Beyond the emotions of the headlines

by

Originally posted at the Houston Chronicle on March 16, 2008

The emotional impact of headline news by its nature depends on stereotypes.

You can’t capture real people in a headline.

So the first reports of the tragic death of Craig Miller come at us in stark terms.

A deputy sheriff on the way to relieve an undercover colleague is killed in a collision with Jose Jesus Vieyra, a Mexican national of unclear immigration status.

That’s enough to trigger a gut reaction.

Three weeks later, however, it turns out that the medical examiner’s office found the deputy to have had a blood alcohol content more than three times the legal limit when the collision occurred.

It was also determined that Vieyra has overstayed his legal visa.

Signs of acute alcoholism

A very different story line, slightly more complex but still very powerful.

Each headline gives us a villain and a victim.

Reality, however, is often something quite different.

Although the medical examiner’s autopsy indicated Deputy Miller showed signs of acute alcoholism, his family and friends describe him as a man of kindness, generosity and humor.

Some close to him think the autopsy was wrong. But even if it wasn’t, that doesn’t make him a villain. I’ve known alcoholics who were wonderful people.

They weren’t always proud of their behavior when in the grips of their addiction, but when sober they were as good and sometimes better than your average teetotaler.

`He didn’t deserve to die’

Deputy Miller was called after completing a day’s work and asked to take over for an undercover agent. If, as the autopsy suggests, he had been drinking heavily, he should have declined.

Nobody should know more than a police officer that he shouldn’t get behind the wheel while drunk.

But alcohol is not an enhancer of judgment. For example, he did not buckle his seat belt. But he followed his basic instinct, which was to answer a call to duty.

In today’s atmosphere there are those who consider illegal immigrants to be worse than alcoholic citizens.

Jose Vieyra, 56, who was working as a truck driver when the accident occurred, sits in Harris County jail charged with negligent homicide. Even if he is not convicted, he is likely to be deported.

He has told his lawyer that he doesn’t believe he caused the collision. You would think he would be angry at Miller for plowing into his truck, putting him in jail and likely leading to his deportation, either uprooting his family or separating him from them.
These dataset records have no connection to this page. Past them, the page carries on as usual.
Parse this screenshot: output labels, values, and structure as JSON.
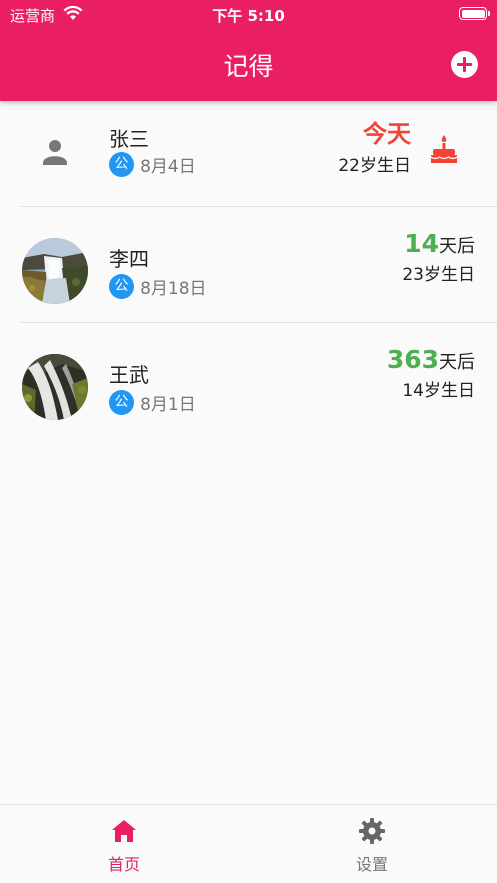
{
  "status_bar": {
    "carrier": "运营商",
    "time": "下午 5:10"
  },
  "header": {
    "title": "记得"
  },
  "contacts": [
    {
      "name": "张三",
      "calendar_badge": "公",
      "date": "8月4日",
      "countdown_text": "今天",
      "age_text": "22岁生日",
      "avatar": "person-icon",
      "today_icon": "cake-icon"
    },
    {
      "name": "李四",
      "calendar_badge": "公",
      "date": "8月18日",
      "days": "14",
      "days_suffix": "天后",
      "age_text": "23岁生日",
      "avatar": "waterfall-photo"
    },
    {
      "name": "王武",
      "calendar_badge": "公",
      "date": "8月1日",
      "days": "363",
      "days_suffix": "天后",
      "age_text": "14岁生日",
      "avatar": "waterfall-photo"
    }
  ],
  "bottom_nav": {
    "home_label": "首页",
    "settings_label": "设置"
  },
  "colors": {
    "primary": "#e91e63",
    "badge": "#2196f3",
    "today": "#f44336",
    "days": "#4caf50"
  }
}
But consider his response to a Houston Chronicle reporter after learning of the report indicating the deputy was terribly drunk.

It wasn’t to curse the deputy, or to express relief that the charges might be dropped.

He lowered his head and said, “He didn’t deserve to die.” He added, “I’m praying for him and his family and also for me and my family.”

Records show that Vieyra not only has no criminal history, but has a valid Texas driver’s license without so much as a single traffic ticket on it.

The emotions of the first outline of the story – a deputy killed by an illegal immigrant – are not supported by the facts. Our natural instinct to look for a hero and a villain, or even a victim and a villain, is not neatly satisfied.

The only thing left is to look for justice.

Unfortunately, the public reasonably may question the objectivity of the sheriff’s office, which conducted the original investigation.

The county recently decided to pay $1.7 million to settle a lawsuit accusing the department of covering up the misbehavior of its deputies and wrongly charging innocent bystanders with a crime.

Even after a majority of jurors who had heard nine days of evidence said the county was wise to have settled, Sheriff Tommy Thomas said his office had done nothing wrong – hardly a stance to promote confidence in its ability to investigate its own.

Justice will be served only if prosecutors can look at the facts coldly and ask themselves whether they would pursue Vieyra if Miller had been, say, an insurance salesman.

A dead deputy’s honor cannot be restored by straining justice.